JHH: We met in middle school at the local teen dance club [laughs]. It was a weird place. We had a kinda “will they, won’t they” in high school. In college, we realized we couldn’t live without each other. So we ended up having a long-distance relationship for about four years. After she graduated, she moved out here [Los Angeles] and got married.
OS: Growing up, I read that you got into music courtesy of your grandfather.
JHH: It’s more of my whole family. Something we do whenever we get together – mostly during the holidays – we get some a bunch of guitars, and we sing songs. It’s just something that we always have done. My grandpa showed me George Jones when I was really young. I loved it, but at that time, I remember thinking that my friends won’t think I was cool. So I hid it [laughs].
OS: Is that how you got into other genres and bands so you can be cool?

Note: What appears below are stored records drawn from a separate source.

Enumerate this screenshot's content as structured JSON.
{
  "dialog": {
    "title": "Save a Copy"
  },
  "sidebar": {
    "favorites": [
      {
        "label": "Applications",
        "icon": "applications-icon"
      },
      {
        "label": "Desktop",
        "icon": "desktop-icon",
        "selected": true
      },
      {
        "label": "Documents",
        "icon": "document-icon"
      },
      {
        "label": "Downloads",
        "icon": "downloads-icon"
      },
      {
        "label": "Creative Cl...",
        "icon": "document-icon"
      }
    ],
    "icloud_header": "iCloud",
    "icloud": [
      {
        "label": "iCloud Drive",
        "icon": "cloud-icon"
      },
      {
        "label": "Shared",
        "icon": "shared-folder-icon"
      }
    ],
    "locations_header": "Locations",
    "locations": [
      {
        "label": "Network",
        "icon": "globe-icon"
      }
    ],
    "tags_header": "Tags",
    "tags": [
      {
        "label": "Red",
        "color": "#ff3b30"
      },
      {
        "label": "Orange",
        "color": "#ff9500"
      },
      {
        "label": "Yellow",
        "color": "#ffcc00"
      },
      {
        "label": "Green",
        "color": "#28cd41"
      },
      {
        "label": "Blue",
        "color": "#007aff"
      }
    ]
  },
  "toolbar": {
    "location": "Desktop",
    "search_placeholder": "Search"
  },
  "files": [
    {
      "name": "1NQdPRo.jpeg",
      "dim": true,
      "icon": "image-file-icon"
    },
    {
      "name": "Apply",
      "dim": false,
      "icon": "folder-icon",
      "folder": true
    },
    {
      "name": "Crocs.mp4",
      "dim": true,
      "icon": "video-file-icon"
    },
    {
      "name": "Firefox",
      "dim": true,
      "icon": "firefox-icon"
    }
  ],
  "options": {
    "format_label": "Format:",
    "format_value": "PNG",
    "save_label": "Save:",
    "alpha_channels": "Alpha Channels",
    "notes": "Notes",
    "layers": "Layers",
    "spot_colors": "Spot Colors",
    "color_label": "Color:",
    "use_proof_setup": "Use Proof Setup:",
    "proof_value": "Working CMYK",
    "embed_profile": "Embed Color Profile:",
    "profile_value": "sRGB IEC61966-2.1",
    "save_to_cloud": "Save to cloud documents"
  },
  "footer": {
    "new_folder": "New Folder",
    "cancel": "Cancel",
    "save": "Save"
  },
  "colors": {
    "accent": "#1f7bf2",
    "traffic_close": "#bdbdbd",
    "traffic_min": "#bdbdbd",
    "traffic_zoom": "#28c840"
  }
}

JHH: Yeah… I have always had those back pocket bands that I didn’t want anyone to know that I liked. To this day, Enema of the State by Blink 182 is still one of my nostalgic records. I also really got into Queen; I’m still in love with the band.
OS: Do you and your family still get together during the holidays and play music?
JHH: Yeah, yeah, we do. It’s a good time. Sometimes I’ll play some of my songs if they want to hear them. Sometimes we will get the book out and play some jazz standards. Both me and my aunt can read music, so we would read it while everybody sings.
OS: As for reading music, is that what got into taking a class at UCLA?
JHH: What got me into classical music and composition was Queen. I wanted to go back and see what their influences were, and I know Brian May was a big classical fan. I found a whole world that I loved a lot.
OS: With the family get-togethers and going to UCLA, did it ultimately push you towards being a full-time musician?
JHH: Yeah, I think so. As for the evolution back into country… when I started, I wrote songs a lot when I was younger. Then I stopped for a long time. When I came back to it for some reason, I was writing country songs. I just went with it.
OS: During periods of your life, writing these songs helped you get some of these feelings out.
JHH: I don’t know if this is always the case, but it was certainly was for me… I needed to go through some pretty intense pain before I could write a proper song.
OS: Do you still have to do that?
JHH: We’ll see. Let me know how you think the second record sounds [laughs]. I would have to be insane to think that I’m done with pain in my life. I don’t necessary needed certain situations to write about. It was more of I needed the perspective of having been through pain; to see the truth and nuisance of things as they glow that you couldn’t see before.
OS: During the recording of the album, was there ever a moment that you should put out as much of yourself out in public?
JHH: No, no. I’m an over-sharer by nature; that never occurred to me. I knew that I was making music that was connecting with people, and it excited me.